Build at the command prompt
$ git clone --branch v3.3.0 --depth 1 https://github.com/apache/spark.git
Install Java 8 with asdf.
$ brew install asdf
$ echo -e "\n. $(brew --prefix asdf)/libexec/asdf.sh" >> ${ZDOTDIR:-~}/.zshrc
$ asdf --version
v0.10.2
$ asdf plugin-add java
$ asdf list-all java
$ asdf install java corretto-8.342.07.3
$ asdf global java corretto-8.342.07.3
$ echo ". ~/.asdf/plugins/java/set-java-home.zsh" >> ~/.zprofile
$ java -version
openjdk version "1.8.0_342"
OpenJDK Runtime Environment Corretto-8.342.07.3 (build 1.8.0_342-b07)
OpenJDK 64-Bit Server VM Corretto-8.342.07.3 (build 25.342-b07, mixed mode)
Check the build’s success.
$ export MAVEN_OPTS="-Xss64m -Xmx2g -XX:ReservedCodeCacheSize=1g"
$ ./build/mvn -DskipTests clean package
Build at IntelliJ
Open codes as Maven Project from “New > Project from Existing Sources.” There is JDK in ~/.asdf/installs/java/, so make hidden directory visible with “Command + Shift + .”, and choose it. After that, run “Generate Sources and Update Folders For All Projects” from Maven window, and then Build Project becomes successful.
Remote debug
Starting to debug with Listen to remote JVM, and passing following options as spark.driver.extraJavaOptions, breakpoints work.

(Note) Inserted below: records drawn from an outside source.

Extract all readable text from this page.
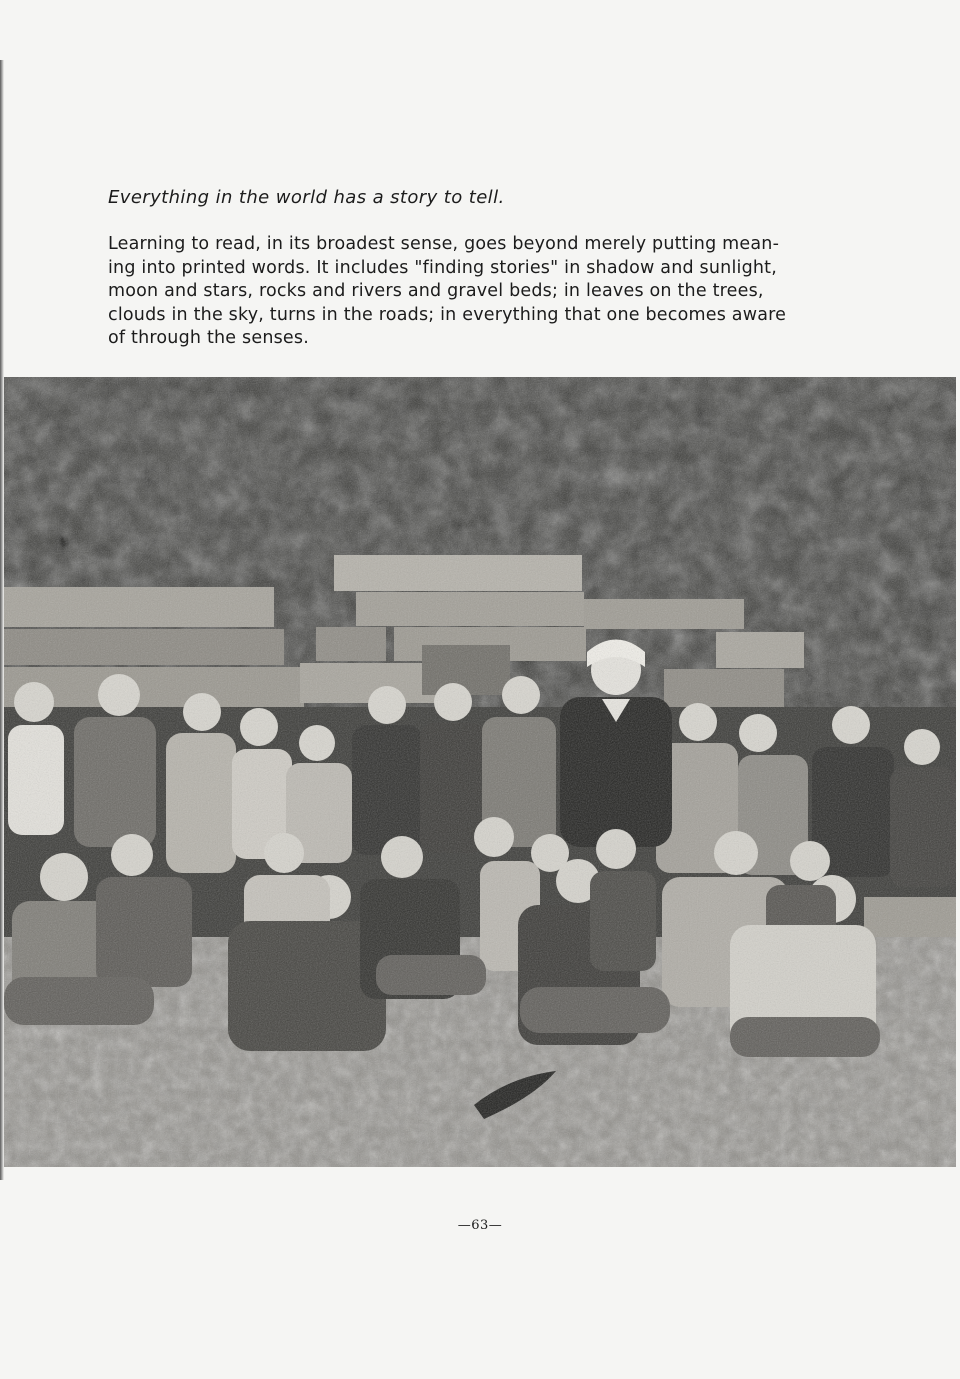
Everything in the world has a story to tell.

Learning to read, in its broadest sense, goes beyond merely putting mean-
ing into printed words. It includes "finding stories" in shadow and sunlight,
moon and stars, rocks and rivers and gravel beds; in leaves on the trees,
clouds in the sky, turns in the roads; in everything that one becomes aware
of through the senses.
—63—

Debug a Java application running on a remote machine by enabling JDWP - sambaiz-net
$ ./bin/spark-shell --conf "spark.driver.extraJavaOptions=-agentlib:jdwp=transport=dt_socket,server=n,suspend=n,address=localhost:5005"
scala> spark.sql("select 1+1").collect()
In sbt, options can be passed as follows.
$ ./build/sbt
sbt:spark-parent> project core
sbt:spark-core> set javaOptions in Test += "-agentlib:jdwp=transport=dt_socket,server=n,suspend=n,address=localhost:5005"
sbt:spark-core> testOnly *SparkContextSuite -- -t "Only one SparkContext may be active at a time"